By Consumers for Quality Care, on August 6, 2018
The prevalence of high deductible health care plans has largely been propelled by the idea that consumers would be more responsible with their health care spending if they had a larger stake in it. The logic assumes consumers know what kind of care is necessary and what is superfluous. The reality of how consumers use high deductible plans is more complex, New York Times reports.
A body of research — including randomized studies — shows that people do in fact cut back on care when they have to spend more for it. The problem is that they don’t cut only wasteful care. They also forgo the necessary kind.
When they do seek care, consumers often take their doctor’s advice, both on what care to receive and where to receive it.
A recent study by the National Bureau of Economic Research shows that consumers often weigh their doctor’s advice over comparison-shopping, even for elective, non-emergency procedures. Often, patients go to higher-cost facilities – the study examined patients who received M.R.I.s – which their doctors had recommended.
“Many patients are going to very expensive providers when lower-price options with equal quality are available,” said Zack Cooper, a health economist at Yale and a co-author of the study. Though patients seem to follow the advice of their doctors on where to go, their doctors don’t have all the information on hand to make the best decisions for the patient either.
Comparison-shopping could save consumers money.
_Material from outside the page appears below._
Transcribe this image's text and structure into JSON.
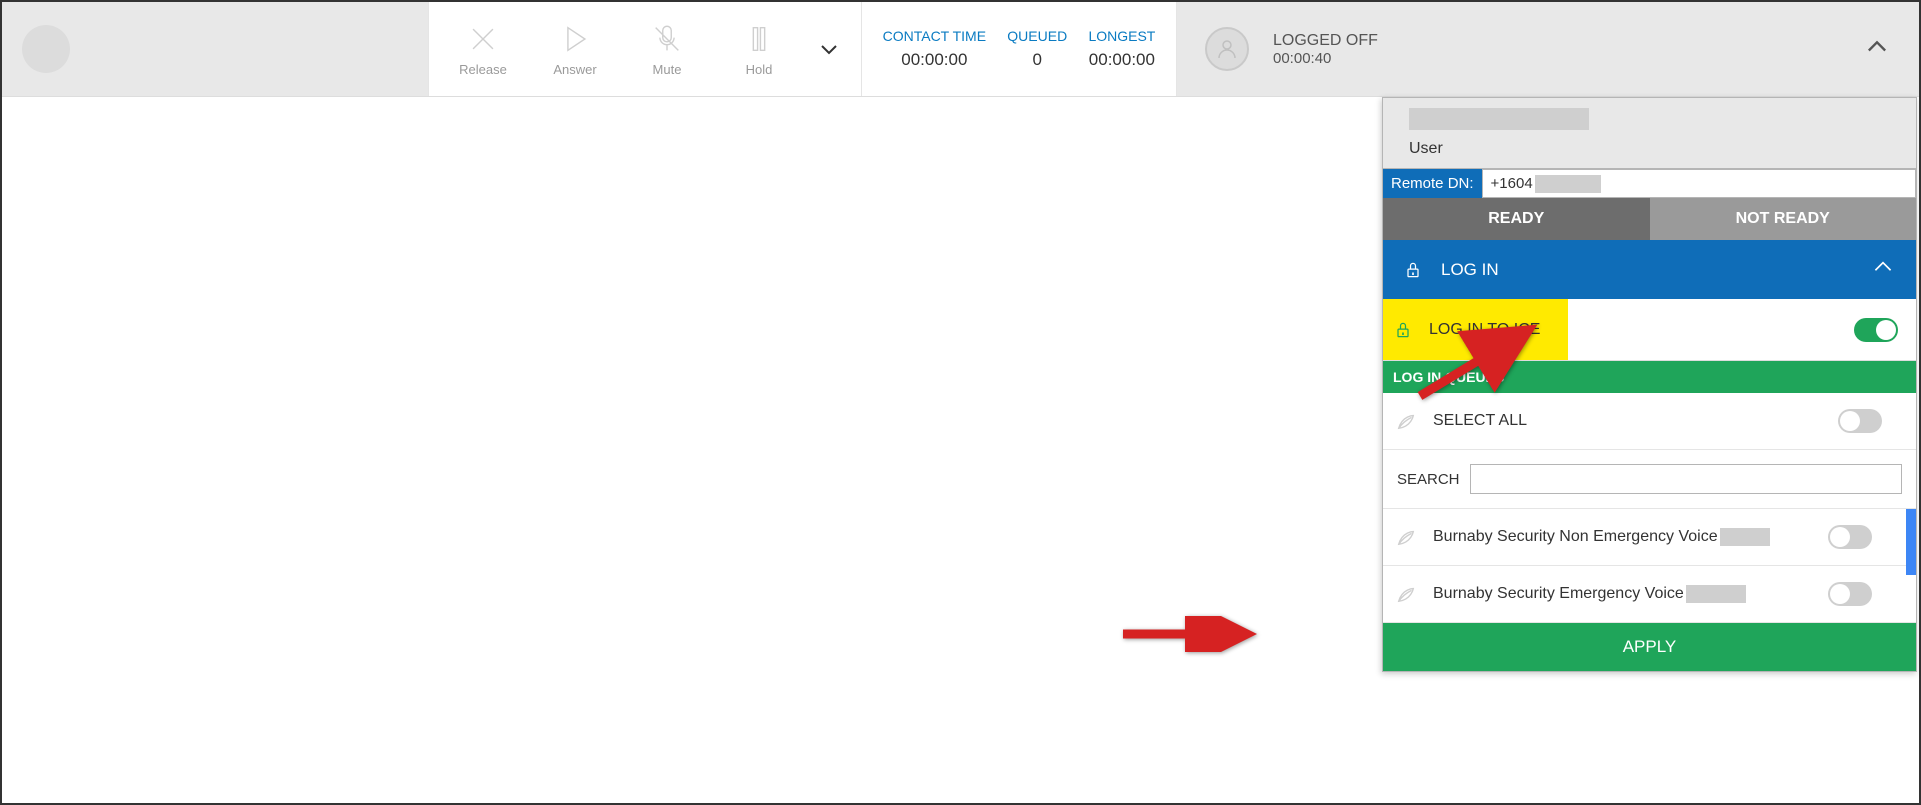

Yet, the study found that less than 1 percent of patients used price comparison tools to shop around for their M.R.I.s.
If patients went to the lowest-cost M.R.I. that was no farther than they already drove, they’d save 36 percent. Savings rise if they’re willing to travel farther. Within an hour’s drive, for example, savings of 55 percent are available.
Still, comparison-shopping is rarely straightforward. Ateev Mehrotra, who teaches health care policy and medicine at Harvard, realized just how hard pricing a procedure can be, when his daughter needed surgery. Despite Mherota’s understanding of the country’s health care system, it went terribly.
Roundabout calls, incomplete information from his insurer, and $200 consultation visits to acquire surgery estimates thwarted Mehrotra’s attempts.
One month into our price-shopping effort, all we knew was that the ophthalmologist’s fee would be in the $452 to $1,007 range, and the total surgery would cost much more.
Frustrated, Mehrotra gave up and scheduled his daughter’s surgery. He believes his experience is ubiquitous:
My colleagues and I have found that most people can’t successfully shop for care, and that offering people a price transparency website doesn’t help them switch to lower-cost providers and doesn’t decrease health care spending.
Moreover, when emergencies strike, consumers often don’t have the time, flexibility, or mental capacity to comparison shop.
People don’t know what care they need, which is why they consult doctors. There’s nothing inherently wrong with relying on doctors for medical advice. They’re trained experts, after all. But it runs counter to the growing trend to encourage people to make their own judgments about which care, at what level of quality, is worth the price — in other words, to shop for care.
Mehrotra says that before we can expect consumers to shop around for cheaper care, we need to make it easier for consumers to do so.